Fake tweets sent out by the Associated Press Twitter feed forced the microblogging site to promise better defenses, but has not stopped the Syrian Electronic Army from targeting another news source.
According to a blog post written by the Syrian Electronic Army (SEA), 11 Guardian accounts were breached over the weekend. At the time of writing, The Guardian's business feed appears to be compromised, with a tweet from that account — as well as the publication's green section — advertising the SEA's political motives.
Several Guardian journalists have taken to the platform to talk about the cyberattacks; James Ball has commented that "The guys doing the Guardian phishing attack I mentioned yesterday (it's SEA) are really very good: sustained, changing, mails today." In addition, both Ball and editor Claire Phipps talked of persistent robotic calls reaching their mobile phones.

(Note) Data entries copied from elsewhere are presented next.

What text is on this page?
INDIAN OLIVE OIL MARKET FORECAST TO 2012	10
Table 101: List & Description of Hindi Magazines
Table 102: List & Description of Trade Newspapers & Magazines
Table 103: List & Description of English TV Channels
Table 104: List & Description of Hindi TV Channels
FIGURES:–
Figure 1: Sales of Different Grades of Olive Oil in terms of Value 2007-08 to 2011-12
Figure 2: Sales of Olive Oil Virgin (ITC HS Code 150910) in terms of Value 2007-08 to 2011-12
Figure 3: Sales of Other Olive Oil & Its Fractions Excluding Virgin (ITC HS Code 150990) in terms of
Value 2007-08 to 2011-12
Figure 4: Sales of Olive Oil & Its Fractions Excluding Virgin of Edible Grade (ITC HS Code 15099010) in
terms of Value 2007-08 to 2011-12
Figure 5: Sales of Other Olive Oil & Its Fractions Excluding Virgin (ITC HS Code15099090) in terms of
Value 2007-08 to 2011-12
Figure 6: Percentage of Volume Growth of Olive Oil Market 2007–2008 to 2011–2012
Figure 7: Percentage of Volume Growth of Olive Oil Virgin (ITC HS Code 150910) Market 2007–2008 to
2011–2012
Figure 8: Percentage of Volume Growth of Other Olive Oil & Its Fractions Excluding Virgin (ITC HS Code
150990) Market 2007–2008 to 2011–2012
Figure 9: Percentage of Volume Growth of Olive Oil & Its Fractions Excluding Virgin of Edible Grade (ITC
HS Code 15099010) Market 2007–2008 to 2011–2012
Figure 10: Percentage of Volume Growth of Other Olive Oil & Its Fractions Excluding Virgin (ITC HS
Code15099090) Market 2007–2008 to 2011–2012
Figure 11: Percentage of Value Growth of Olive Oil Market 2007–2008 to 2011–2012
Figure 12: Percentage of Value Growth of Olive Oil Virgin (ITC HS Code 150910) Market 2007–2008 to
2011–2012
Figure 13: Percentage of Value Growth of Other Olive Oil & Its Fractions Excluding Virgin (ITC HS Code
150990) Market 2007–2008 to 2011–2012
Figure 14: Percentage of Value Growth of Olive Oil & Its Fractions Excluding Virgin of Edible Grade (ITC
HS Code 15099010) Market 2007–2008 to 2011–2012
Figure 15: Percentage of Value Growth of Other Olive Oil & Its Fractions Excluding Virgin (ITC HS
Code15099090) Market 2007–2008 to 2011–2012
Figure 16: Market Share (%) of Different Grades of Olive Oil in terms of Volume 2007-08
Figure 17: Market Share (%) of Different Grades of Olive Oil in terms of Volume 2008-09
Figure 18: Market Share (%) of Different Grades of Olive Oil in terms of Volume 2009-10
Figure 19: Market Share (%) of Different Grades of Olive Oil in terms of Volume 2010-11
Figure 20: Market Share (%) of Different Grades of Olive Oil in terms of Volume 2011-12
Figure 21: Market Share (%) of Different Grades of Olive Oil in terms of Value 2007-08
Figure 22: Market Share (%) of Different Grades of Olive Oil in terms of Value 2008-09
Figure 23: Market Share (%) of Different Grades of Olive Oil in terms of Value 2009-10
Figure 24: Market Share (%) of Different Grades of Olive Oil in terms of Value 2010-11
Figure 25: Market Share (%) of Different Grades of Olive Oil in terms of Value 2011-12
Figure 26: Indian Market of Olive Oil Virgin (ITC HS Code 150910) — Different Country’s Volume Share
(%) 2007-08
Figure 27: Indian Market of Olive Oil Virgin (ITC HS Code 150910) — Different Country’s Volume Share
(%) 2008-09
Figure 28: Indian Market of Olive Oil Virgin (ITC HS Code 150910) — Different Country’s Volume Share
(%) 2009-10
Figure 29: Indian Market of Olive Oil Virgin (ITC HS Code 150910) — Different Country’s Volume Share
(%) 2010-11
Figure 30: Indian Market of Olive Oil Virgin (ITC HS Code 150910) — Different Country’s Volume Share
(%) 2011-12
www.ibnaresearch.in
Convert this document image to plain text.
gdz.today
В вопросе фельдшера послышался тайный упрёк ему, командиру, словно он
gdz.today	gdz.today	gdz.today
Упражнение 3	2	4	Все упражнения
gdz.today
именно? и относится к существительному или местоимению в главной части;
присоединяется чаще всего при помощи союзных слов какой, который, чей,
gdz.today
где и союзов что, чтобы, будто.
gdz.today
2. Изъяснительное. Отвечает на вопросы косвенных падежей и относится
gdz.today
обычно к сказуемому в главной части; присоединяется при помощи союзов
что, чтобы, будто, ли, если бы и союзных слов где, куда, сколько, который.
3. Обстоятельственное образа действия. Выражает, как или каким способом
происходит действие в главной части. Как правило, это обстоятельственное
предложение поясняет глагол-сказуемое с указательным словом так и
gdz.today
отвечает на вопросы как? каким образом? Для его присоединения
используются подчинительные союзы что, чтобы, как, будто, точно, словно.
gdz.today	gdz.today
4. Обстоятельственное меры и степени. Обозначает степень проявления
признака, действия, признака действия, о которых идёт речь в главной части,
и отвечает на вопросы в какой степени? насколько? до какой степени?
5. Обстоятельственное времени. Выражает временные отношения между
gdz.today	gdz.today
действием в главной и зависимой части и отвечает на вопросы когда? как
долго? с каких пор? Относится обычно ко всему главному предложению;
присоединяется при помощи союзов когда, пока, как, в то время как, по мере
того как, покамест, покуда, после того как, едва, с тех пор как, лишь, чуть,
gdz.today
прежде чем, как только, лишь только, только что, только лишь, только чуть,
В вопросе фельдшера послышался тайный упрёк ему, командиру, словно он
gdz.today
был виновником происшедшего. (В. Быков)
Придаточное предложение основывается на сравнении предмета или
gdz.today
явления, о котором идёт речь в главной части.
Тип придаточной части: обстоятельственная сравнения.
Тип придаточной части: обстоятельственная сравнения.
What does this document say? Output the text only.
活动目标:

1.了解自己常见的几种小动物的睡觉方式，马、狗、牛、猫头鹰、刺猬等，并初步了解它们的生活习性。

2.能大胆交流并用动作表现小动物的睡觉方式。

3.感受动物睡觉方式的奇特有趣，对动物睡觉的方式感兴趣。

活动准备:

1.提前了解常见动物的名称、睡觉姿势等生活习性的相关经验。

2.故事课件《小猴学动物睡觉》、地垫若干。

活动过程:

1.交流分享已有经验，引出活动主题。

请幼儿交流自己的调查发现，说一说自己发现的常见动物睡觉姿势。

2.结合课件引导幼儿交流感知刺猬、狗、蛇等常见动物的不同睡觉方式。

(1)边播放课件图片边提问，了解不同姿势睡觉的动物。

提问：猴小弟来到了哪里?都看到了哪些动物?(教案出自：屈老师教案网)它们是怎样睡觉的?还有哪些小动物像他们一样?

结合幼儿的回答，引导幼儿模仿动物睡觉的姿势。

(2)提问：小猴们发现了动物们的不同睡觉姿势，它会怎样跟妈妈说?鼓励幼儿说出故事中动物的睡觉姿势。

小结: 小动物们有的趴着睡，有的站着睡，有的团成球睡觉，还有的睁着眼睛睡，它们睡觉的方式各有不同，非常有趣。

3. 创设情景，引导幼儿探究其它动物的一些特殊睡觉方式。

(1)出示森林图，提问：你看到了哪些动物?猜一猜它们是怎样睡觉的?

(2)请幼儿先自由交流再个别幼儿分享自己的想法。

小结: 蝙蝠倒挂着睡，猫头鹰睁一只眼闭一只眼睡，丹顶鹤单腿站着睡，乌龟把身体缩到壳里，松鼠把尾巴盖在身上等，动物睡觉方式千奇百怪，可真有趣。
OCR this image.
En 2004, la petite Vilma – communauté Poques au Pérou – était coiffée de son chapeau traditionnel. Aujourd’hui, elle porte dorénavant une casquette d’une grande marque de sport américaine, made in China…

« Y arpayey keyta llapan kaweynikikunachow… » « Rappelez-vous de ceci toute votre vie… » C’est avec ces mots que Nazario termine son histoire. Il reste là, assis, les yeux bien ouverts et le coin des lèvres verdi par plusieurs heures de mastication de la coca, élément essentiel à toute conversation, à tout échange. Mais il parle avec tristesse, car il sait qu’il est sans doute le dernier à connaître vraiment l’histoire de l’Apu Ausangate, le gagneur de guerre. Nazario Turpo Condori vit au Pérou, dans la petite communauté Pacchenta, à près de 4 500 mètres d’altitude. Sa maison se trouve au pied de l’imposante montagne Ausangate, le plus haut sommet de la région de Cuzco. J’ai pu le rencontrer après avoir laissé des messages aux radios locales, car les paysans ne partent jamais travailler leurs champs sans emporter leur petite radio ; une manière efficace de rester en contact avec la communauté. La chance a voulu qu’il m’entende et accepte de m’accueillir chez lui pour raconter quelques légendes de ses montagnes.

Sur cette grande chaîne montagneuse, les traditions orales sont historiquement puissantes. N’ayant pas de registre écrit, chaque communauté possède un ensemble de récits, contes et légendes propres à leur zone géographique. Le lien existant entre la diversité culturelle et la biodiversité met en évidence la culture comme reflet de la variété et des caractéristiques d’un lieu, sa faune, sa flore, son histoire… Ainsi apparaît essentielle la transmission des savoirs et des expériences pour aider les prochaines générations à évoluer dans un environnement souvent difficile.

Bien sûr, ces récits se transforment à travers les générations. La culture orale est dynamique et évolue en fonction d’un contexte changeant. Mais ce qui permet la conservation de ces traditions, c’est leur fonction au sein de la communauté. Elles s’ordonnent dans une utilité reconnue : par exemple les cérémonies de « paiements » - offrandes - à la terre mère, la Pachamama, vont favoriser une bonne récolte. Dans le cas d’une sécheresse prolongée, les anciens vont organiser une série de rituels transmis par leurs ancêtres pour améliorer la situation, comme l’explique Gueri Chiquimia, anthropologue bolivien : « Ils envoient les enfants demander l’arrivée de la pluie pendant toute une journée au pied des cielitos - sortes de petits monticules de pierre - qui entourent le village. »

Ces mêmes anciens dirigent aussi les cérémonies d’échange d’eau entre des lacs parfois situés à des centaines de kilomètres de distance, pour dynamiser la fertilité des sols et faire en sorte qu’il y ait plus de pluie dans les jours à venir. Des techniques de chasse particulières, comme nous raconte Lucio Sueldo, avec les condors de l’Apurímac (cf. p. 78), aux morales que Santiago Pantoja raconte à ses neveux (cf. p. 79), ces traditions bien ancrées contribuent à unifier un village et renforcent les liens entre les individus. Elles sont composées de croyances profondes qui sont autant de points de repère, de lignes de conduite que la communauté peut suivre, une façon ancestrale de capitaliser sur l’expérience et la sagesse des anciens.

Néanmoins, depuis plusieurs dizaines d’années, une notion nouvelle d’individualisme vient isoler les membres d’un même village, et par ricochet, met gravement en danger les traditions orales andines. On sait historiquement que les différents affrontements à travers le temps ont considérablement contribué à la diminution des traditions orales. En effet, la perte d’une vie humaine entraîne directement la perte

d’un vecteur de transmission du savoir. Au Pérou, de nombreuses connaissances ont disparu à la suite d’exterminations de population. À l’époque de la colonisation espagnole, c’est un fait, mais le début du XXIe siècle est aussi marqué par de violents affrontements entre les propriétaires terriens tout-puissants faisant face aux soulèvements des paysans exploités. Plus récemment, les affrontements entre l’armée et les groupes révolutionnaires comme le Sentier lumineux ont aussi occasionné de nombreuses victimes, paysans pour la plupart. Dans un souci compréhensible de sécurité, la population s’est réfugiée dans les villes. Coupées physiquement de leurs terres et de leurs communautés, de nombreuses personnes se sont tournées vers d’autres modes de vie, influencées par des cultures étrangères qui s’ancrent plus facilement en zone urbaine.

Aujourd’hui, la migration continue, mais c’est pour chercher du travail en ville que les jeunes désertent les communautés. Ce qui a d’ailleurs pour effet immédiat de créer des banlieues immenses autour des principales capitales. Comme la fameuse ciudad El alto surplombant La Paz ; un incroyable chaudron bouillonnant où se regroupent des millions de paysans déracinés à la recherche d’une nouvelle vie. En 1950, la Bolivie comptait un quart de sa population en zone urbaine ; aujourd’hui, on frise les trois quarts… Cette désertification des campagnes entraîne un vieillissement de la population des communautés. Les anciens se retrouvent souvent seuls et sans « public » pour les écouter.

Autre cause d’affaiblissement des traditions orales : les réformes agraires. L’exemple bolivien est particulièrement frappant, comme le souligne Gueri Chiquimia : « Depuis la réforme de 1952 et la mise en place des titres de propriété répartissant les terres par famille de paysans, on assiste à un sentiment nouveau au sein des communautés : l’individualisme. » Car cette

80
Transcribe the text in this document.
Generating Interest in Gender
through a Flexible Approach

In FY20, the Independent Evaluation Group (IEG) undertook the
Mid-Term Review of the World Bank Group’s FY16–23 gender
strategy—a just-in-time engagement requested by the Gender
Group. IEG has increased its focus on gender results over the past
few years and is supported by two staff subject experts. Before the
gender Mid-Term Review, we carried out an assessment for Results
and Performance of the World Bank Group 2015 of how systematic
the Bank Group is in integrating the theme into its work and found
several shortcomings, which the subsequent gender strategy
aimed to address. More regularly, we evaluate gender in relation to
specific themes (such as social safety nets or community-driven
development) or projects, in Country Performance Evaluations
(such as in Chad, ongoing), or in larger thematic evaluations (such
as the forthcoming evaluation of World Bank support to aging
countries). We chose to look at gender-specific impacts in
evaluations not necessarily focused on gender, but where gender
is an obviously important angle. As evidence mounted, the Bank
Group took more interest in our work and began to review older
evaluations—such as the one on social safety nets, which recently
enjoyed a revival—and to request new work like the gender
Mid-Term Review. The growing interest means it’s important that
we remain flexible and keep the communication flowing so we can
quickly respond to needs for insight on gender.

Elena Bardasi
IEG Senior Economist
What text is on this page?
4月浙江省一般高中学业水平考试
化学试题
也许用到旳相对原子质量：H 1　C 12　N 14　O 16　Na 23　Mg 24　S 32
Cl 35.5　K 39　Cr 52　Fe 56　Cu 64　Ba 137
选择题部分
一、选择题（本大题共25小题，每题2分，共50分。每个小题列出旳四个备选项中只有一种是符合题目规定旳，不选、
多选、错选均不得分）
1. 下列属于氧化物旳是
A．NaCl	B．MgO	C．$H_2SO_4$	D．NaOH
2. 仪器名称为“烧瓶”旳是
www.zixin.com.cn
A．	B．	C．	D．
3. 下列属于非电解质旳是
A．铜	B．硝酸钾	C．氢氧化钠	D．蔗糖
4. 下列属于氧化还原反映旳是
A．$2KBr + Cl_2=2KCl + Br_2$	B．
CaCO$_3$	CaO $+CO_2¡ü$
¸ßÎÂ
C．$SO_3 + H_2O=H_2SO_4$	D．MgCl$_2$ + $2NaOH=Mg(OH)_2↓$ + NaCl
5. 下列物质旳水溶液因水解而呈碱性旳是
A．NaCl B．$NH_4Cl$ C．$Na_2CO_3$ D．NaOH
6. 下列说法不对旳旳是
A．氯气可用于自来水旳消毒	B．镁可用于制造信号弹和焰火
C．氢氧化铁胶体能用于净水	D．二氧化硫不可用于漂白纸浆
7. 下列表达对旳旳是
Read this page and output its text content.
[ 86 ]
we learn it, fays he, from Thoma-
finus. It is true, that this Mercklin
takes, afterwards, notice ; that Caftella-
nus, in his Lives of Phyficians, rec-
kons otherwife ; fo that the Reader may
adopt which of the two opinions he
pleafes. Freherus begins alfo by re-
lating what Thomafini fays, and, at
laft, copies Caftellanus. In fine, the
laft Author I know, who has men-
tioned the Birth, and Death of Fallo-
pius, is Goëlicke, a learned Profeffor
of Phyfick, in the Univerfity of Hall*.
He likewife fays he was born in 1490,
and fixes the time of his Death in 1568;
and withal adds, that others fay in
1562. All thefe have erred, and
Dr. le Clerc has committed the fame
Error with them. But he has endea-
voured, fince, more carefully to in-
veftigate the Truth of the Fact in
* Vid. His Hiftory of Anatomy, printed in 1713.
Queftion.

Accounts including the publication's "Books," "Travel" and "Film" have also been impacted, and a number of the feeds have been suspended. Translated from Arabic, the SEA's message concerning the attacks states that the account takeovers are due to closure of the Syrian Electronic Army's own Twitter accounts, and this has caused a "state of war" with Twitter's production team. The Guardian, in particular, was targeted because the publication "sometimes lies and slanders Syria."
Last week, the SEA caused a brief panic after taking over the Associated Press Twitter account, and sending out a fake message that suggested President Obama had been injured in an explosion at the White House. Although the message's tone and style were suspiciously not in the same thread as usual AP tweets, the news agency was forced to take the account offline for close to a day.